Oltretutto questa procedura andrebbe ripetuta per ogni singolo social network
e per ogni singolo spazio digitale pubblico. Facebook, Twitter, Instagram,
Snapchat, Tinder, Disqus, Ask, Vkontakte, WhatsApp, Telegram, TikTok, Discord,
eccetera, più tutti gli spazi di commento dei giornali e dei blog. A quante
aziende dovremmo dare i nostri documenti? E a che titolo un blogger dovrebbe
gestire i dati personali dei propri commentatori?

Forse si potrebbero attenuare tutti questi problemi dando il documento solo a
un ente governativo, che rilasci una serie di codici di autenticazione da dare
ai vari servizi online, ma resterebbe comunque una trafila estenuante per
l’utente, che dovrebbe gestire tutti questi codici. E significherebbe doversi
fidare di quel governo. Anzi, non solo di quel governo, ma di tutti quelli
successivi, di cui non potremmo sapere nulla.

Ammesso di superare questi incubi logistici e organizzativi, rimarrebbe
comunque un problema tecnico fondamentale: è facilissimo procurarsi scansioni
di documenti d’identità altrui. Ci sono software appositi per crearle ed
esistono i furti in massa di scansioni di documenti reali. Ne ho parlato
spesso in questo podcast. Per gli hater o i truffatori sarebbe banale
dare a qualcun altro la colpa dei loro misfatti o semplicemente autenticarsi
sotto falso nome, vanificando tutto il sistema. Quindi non basterebbe mandare
ai social network o all’ente governativo una scansione: sarebbe necessario
presentare il documento originale di persona.

Anche negli stati che hanno già un sistema nazionale di identità digitale o di
mail certificata, un intruso che dovesse rubarci le credenziali di questi
sistemi potrebbe spacciarsi per noi online, con tanto di “certificazione”
apparente di cui la gente si fiderebbe ciecamente.

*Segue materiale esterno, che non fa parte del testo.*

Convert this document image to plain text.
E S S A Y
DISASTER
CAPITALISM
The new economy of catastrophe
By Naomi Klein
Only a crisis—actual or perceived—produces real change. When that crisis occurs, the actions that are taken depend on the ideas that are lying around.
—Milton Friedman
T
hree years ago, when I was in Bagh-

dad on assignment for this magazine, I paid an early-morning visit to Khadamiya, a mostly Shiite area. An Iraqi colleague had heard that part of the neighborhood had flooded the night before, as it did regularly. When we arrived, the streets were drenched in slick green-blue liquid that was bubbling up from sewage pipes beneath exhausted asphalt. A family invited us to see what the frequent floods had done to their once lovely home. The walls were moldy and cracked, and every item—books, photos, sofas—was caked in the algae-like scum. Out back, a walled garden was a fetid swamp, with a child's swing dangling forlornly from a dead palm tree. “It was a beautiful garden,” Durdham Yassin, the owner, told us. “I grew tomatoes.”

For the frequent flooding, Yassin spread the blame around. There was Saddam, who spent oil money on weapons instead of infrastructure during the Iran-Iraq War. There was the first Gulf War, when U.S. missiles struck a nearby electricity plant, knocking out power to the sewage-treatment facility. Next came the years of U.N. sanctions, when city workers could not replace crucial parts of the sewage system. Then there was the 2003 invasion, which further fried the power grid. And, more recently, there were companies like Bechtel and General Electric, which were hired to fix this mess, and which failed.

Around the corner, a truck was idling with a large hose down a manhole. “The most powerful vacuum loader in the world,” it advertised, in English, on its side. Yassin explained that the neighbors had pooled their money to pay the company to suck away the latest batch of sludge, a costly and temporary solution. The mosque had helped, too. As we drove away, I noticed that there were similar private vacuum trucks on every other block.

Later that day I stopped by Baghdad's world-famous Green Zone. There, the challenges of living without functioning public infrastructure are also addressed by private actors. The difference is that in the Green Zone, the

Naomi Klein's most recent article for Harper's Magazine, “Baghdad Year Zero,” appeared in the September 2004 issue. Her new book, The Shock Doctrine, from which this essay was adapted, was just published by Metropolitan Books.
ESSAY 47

Ma c’è un problema finale, che non ha niente a che fare con l’informatica o la
logistica: è inutile introdurre un complicatissimo obbligo di identificazione
online se le forze di polizia e di giustizia sono insufficienti già adesso per
perseguire i casi di bullismo o molestia nei quali nomi e cognomi
sono già perfettamente noti. Avere in archivio i documenti d’identità
non ridurrebbe la coda di pratiche inevase: per questo servirebbe più
personale, non più leggi. Esistono già adesso procedure tecniche e giuridiche
che consentono di identificare gli hater, ma questi odiatori seriali
non vengono quasi mai perseguiti perché non c’è personale inquirente o
giudiziario sufficiente o perché i costi sono altissimi, non perché non si sa
chi sia il colpevole.

Lo spiega bene il collega David Puente, vicedirettore della testata online
Open, che da anni è assalito dagli
hater per il suo lavoro contro la disinformazione in Italia:

Penso a quanti “anonimi conigli” ho denunciato, individuando e provando
la loro identità, per poi trovarmi un pubblico ministero che chiede
l’archiviazione. Non perché mancano le prove per dimostrare l’identità, ma
perché non viene ritenuto un fatto da perseguire.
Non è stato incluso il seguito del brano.